Surveys in other countries have already shown that being among the first to receive these new vaccines worries many healthcare workers, an understandable reaction. But among those who are still hesitant, a certain number will probably take the vaccine a little later, once they have seen the reaction of their colleagues who are already immune, believes Ève Dubé.

Although very few strictly oppose vaccines, healthcare workers are far less knowledgeable about them than one might expect.

In the survey carried out in 2018, they were just as numerous as the general population, nearly 4 in 10 people, to estimate that vaccines can weaken the immune system – which is false -, and nearly 1 in 4 said he thought that alternative medicine could replace a vaccine – which is also wrong.

“Healthcare workers have roughly the same reservations as the general population with regard to vaccines,” explains Ève Dubé.

However, for the moment, the information provided to health personnel on this subject remains very imperfect. Before these vaccines were approved, in mid-December, governments did not work on the communication tools to deploy to fully explain the benefits and risks. “For the flu shot that comes back every year, we usually start thinking about communication strategies in the spring for the following fall. It is clear that COVID does not give us this latitude! »Recalls Ève Dubé. Many of the doctors working on the front lines have yet to receive little information about vaccines and have to scramble with whatever means to try to learn more.

Exhausted and overwhelmed, workers are also plagued by directives of all kinds, a far from ideal situation to ensure that they have time to assimilate the information they need to make a decision.

Under these conditions, should vaccines be made compulsory for health workers? The answer given by the Quebec Public Health Ethics Committee joins that of many other bodies abroad: it is no.

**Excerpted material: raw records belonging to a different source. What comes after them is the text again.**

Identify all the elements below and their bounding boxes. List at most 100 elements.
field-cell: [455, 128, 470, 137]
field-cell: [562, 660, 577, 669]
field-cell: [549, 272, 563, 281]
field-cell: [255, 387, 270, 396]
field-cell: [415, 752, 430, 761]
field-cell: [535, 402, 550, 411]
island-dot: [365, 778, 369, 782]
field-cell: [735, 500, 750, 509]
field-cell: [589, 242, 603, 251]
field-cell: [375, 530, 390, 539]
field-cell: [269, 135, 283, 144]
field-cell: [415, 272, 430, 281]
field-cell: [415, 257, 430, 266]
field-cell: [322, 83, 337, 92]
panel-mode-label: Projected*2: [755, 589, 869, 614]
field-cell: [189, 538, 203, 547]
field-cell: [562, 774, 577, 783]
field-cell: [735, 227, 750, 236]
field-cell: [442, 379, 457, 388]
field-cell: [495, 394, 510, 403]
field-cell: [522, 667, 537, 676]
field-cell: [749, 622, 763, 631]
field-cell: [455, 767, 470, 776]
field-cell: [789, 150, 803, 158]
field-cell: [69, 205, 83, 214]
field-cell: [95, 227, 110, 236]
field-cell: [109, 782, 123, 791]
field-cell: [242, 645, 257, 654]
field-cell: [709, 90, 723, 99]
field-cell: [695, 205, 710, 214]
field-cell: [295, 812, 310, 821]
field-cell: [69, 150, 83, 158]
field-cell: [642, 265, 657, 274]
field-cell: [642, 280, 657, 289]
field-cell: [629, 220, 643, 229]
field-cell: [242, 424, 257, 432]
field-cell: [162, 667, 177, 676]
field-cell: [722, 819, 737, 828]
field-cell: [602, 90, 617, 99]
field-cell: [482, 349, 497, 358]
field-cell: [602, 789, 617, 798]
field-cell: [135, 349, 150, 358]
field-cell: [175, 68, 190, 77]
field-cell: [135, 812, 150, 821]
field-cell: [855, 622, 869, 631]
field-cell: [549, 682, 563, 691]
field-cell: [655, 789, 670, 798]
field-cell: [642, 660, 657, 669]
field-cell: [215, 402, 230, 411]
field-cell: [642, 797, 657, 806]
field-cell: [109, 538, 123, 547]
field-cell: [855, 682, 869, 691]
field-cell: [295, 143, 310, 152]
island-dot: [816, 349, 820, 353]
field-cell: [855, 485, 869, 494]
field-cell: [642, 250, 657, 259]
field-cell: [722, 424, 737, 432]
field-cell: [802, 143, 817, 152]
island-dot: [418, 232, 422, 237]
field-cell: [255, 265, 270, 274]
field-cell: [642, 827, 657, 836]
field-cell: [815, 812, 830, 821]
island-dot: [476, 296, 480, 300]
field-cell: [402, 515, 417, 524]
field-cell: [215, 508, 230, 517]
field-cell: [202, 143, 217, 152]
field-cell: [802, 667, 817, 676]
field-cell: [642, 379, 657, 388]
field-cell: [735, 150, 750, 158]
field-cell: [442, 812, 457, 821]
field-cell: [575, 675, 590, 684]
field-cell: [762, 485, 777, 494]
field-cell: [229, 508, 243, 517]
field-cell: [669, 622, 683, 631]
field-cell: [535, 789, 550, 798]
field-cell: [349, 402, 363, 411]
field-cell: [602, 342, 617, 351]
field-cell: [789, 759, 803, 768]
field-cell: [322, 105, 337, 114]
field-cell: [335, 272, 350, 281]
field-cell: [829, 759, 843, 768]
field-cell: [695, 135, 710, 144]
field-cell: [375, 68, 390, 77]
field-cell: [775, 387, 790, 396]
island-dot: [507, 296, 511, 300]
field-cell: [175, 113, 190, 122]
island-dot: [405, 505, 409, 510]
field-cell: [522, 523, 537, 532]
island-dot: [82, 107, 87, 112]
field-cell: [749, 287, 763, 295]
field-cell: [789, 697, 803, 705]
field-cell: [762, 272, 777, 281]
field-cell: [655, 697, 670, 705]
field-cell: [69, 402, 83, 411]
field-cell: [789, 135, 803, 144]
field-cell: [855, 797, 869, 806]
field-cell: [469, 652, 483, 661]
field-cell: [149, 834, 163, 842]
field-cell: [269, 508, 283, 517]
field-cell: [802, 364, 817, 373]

The scientific literature on this subject is also illuminating. It is known that this measure can work when vaccination rates are very low – some states in the United States have seen a marked increase in the number of healthcare workers who have received the flu vaccine when it was imposed on them. But the exemptions for medical reasons, or in some religious cases, and the difficulty to apply the sanctions to the letter mean that where the vaccination rates are already high enough, the obligation does not change much. nothing.

There is also the very real risk of staunch opponents of vaccines quitting if forced to go against their beliefs, with the risk of losing arms in a system in dire need of it. Better an unvaccinated worker – but well equipped and conscientious to limit the risk of disease transmission – than no worker at all.